I could go on. But it would go south fast, as in, “And you go tell whatever parent or rabbi who taught you it was ok to question someone else’s religious identity to shove…”

OK, I admit it. I’m a little defensive…actually, more than a little. For years I have battled the notion, rampant among certain Jewish communities, that it is impossible to raise a Jewish kid as a Christian mother. So I had a point to make. I did everything I could possibly do, short of converting, to ensure my children’s Jewish identities: converting the kids, sending them to Jewish day school, involving our family in synagogue life, preparing and hosting Shabbat dinners, and on and on…I am the poster child of the “non-convert” raising Jewish children. So I was squirming in my chair when I heard that Sophia’s response was nothing more than “It’s complicated.” I felt that MY effectiveness as a Christian parent of a Jewish child was being questioned. I might lose poster-child status. Maybe “they” were right, all those people who questioned whether we could do this.

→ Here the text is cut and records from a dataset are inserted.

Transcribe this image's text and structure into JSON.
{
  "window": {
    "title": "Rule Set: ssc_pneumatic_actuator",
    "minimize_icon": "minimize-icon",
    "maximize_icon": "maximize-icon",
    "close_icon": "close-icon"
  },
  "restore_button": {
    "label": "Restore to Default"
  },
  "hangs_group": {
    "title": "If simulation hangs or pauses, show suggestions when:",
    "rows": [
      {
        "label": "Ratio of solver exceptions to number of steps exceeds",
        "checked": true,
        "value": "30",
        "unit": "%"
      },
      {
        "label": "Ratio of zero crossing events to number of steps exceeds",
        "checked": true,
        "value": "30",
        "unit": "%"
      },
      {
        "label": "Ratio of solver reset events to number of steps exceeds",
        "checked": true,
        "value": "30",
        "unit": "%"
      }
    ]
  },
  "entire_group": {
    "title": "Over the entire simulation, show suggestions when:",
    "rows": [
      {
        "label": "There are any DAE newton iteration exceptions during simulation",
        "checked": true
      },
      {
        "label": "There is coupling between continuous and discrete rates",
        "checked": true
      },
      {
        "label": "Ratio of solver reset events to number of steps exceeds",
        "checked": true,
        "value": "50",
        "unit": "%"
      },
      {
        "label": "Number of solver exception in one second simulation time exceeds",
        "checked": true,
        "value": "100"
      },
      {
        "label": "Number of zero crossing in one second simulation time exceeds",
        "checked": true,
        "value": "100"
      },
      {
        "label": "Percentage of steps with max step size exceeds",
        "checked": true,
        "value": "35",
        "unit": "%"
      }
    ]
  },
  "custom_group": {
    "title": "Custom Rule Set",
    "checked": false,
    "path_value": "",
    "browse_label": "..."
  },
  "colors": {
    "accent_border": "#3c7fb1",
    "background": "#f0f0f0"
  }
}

Because of my need to prove “them” wrong and me “right,” I have been guilty of suppressing my own religious heritage. I have kept Christianity “on the sidelines.” It is something I do by myself, out of view, for the most part, of my Jewish family. God forbid my Christianity taint their Jewish identities, right? Wrong. Sophia’s comment brought me face to face with one of the things I have feared most–failing on the Jewish front–and, ironically enough, it began a process of setting me free from that fear. Because the fact is, it IS complicated. Even if both parents are from the same religious tradition, it’s complicated business to pass on one’s heritage and identity to children. But I am more determined than ever not to let the fears of some of the Jewish community–Pew study notwithstanding–dictate how I will raise my children. The real question for me, now that I am off of my high horse, is “Can I let go of my own need to ‘prove myself right’–surrender all of the oughts and shoulds and worry about what other people think–and do what is right for my family, for Sophia, for me?”

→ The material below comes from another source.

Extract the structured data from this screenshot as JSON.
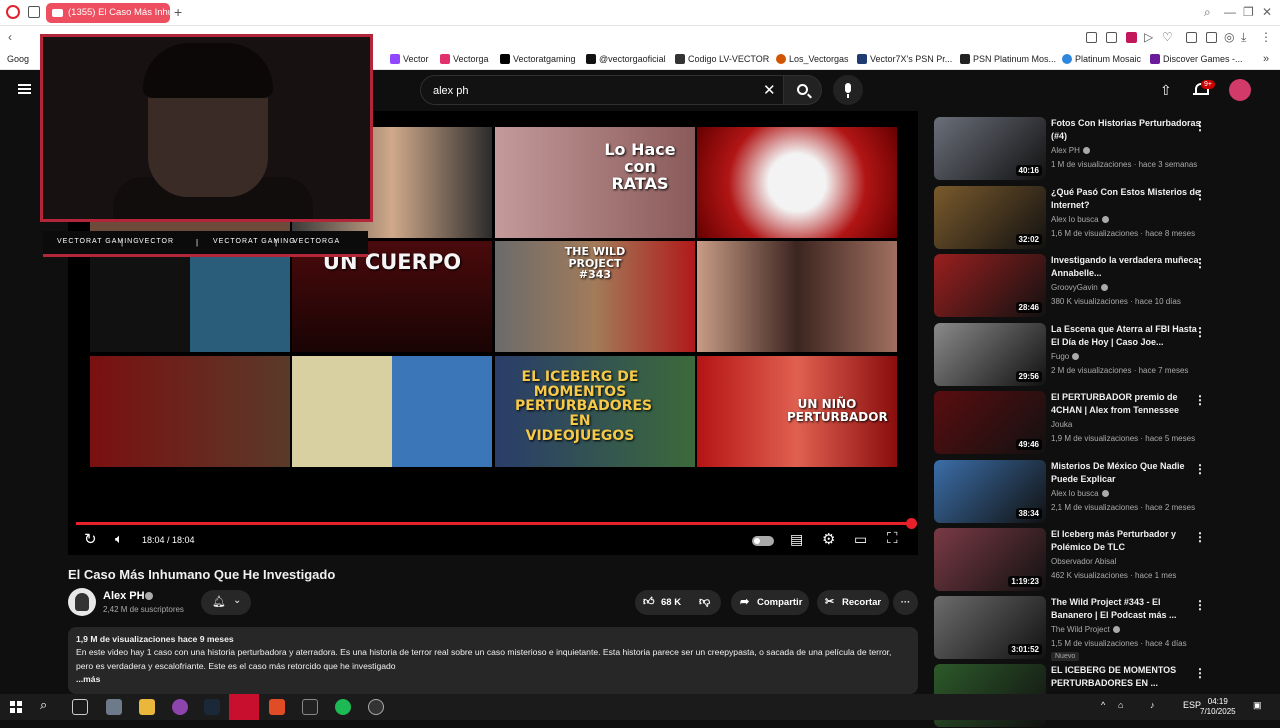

And as far as the Jewish identity piece is concerned, I refuse to believe that they will ever be a loss to the Jewish community–however they “turn out” religiously–unless the Jewish community itself shoots itself in the foot by rejecting them. They will be able to build bridges between religions like no one else, and they may also become living examples of what our rabbi calls “deep ecumenism”: Jews who know that the core of their being good Jews depends upon others being good Christians, and vice versa. That it depends upon their mother, in fact, being a good Christian. And in our case that might mean (I can just hear some of my Jewish community uttering “God forbid!”) occasionally blurring the lines between the two traditions by learning about and participating in each other’s rituals. Because when we do understand our neighbors’ faiths a little bit more, whether that neighbor is our mother, our friend, our in-law or the guy down the hall, we become better Jews, or Christians, or Muslims, or agnostics or fill-in-the-blank. And we become better human beings.

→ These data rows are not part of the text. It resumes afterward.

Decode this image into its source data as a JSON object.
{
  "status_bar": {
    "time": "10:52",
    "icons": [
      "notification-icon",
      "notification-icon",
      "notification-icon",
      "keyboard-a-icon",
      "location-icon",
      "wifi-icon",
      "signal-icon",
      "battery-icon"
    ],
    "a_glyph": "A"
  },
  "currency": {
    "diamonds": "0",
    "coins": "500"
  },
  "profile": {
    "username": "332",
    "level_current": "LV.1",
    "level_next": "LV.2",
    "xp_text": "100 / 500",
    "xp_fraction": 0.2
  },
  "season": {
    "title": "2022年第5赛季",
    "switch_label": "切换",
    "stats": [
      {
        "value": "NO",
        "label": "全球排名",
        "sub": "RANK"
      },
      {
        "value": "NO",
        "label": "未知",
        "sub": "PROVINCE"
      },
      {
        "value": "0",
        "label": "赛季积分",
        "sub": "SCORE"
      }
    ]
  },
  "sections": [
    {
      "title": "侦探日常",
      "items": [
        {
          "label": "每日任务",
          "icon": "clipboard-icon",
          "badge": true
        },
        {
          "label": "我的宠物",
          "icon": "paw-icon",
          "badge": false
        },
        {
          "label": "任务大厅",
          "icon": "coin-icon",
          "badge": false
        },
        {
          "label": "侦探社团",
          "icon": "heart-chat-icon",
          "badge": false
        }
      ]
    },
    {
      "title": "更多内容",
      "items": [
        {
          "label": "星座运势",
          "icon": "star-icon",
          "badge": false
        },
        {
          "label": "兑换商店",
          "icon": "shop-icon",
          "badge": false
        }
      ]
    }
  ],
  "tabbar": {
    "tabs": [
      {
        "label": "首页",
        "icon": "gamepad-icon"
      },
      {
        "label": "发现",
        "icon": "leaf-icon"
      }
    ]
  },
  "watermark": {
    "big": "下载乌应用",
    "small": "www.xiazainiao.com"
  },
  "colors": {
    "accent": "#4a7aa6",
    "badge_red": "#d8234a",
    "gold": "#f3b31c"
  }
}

Almost as an afterthought, as we were leaving the conference, one of the teachers said, “Wait, I have to show you something!” She walked me over to a bulletin board with the words “My Heritage” written at the top. Each student had drawn a picture of something from his or her heritage and had written a word or two next to the picture. About half of them had drawn a Jewish motif, and the other half was a mixture of sports, hobbies and special places. Underneath Sophia’s name was a giant peach, and next to it the word “Georgia.” Georgia. My home state. My Israel, if you will. Sophia’s birthplace. And a few days later, she brought home a Christmas card she had made for me that she had asked everyone in her class to sign (all did, by the way, except for the kid who had told her she wasn’t really Jewish–that kid had told her, “I don’t associate myself with anything “Christmas.”) It is complicated, Sophia, but you have me thanking God for the complications that guide us, that teach us, that save us from our fear-filled selves.